>  >No, Lou, as I stated, it tells us the opposite. There are many cases of
>>worker self-organization and workers' leaders who have been arrested that
>>are worthy of leftist's support in China.  The assumption that they are
>>neo-liberals or dupes of neo-liberals is a simplistic way of approaching a
>>rather complex issue.  We can doubt the motivation of the source of this
>>report, surely, as do the workers in this case.
>>
>>Steve
>
>You have me totally confused. You posted a report from HRW that I
>questioned because of the source. Then, today, you post something from the
>workers on the spot who disavow the HRW report. I am not questioning
>whether leftists should support workers struggle in China or elsewhere,
>just urging caution about sources. Human Rights was the outfit that said
>that the Iraqis were detaching babies from Kuwait life-support systems.  If
>you had provided something direct from the horse's mouth to begin with,
>this exchange never would have taken place. I am also making a point of
>this is that some people hailed the "workers revolt" in the Serb republic
>uncritically several months ago. They relied on dubious sources. The left
>has to develop its own information sources and stay away from poisoned wells.
>
>Louis Proyect

Caution is necessary, but I believe Steve has been taking just the 
sort of caution that you urge above.

One shouldn't dismiss the message just because one doesn't like the 
messenger, unless the message is complete fabrication.

While I think it was unwise for Serbian workers to help get rid of 
Milosevic & the Socialist Party & the United Left and to install 
Kostunica & neoliberal democrats, it is also true that workers who 
joined the revolt were expressing their genuine discontent.  The 
problem is that their discontent got channeled into the direction 
that has & will not benefit them at all.

How will labor organizers in China fare?  That's an empirical 
question, and we can't answer it just by discussing the HRW.

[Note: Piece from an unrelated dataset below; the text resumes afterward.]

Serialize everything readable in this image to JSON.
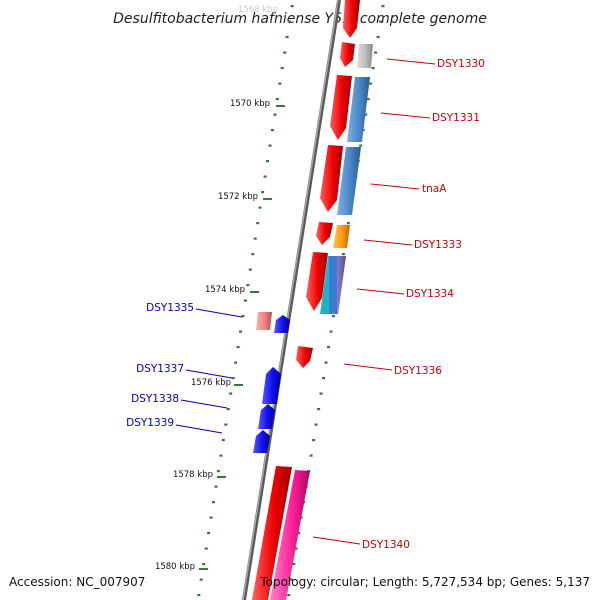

As China continues its "market reforms" & moves toward the complete 
if gradual restoration of capitalism, it is no wonder that an 
increasing number of workers & peasants have & will organize 
themselves to address the problems created by the market, sometimes 
also against the Party-State which has steered China's 
politico-economic course.  Their self-organizations & revolts may, 
naturally, be taken advantage of by imperialists.  That doesn't mean, 
however, that workers in China & other countries in the periphery 
should do nothing to improve their lot, just because their attempts 
to do so may produce unintended consequences in the future.  It's 
actually the job of Western leftists -- not Chinese workers & 
peasants -- to restrain imperialists.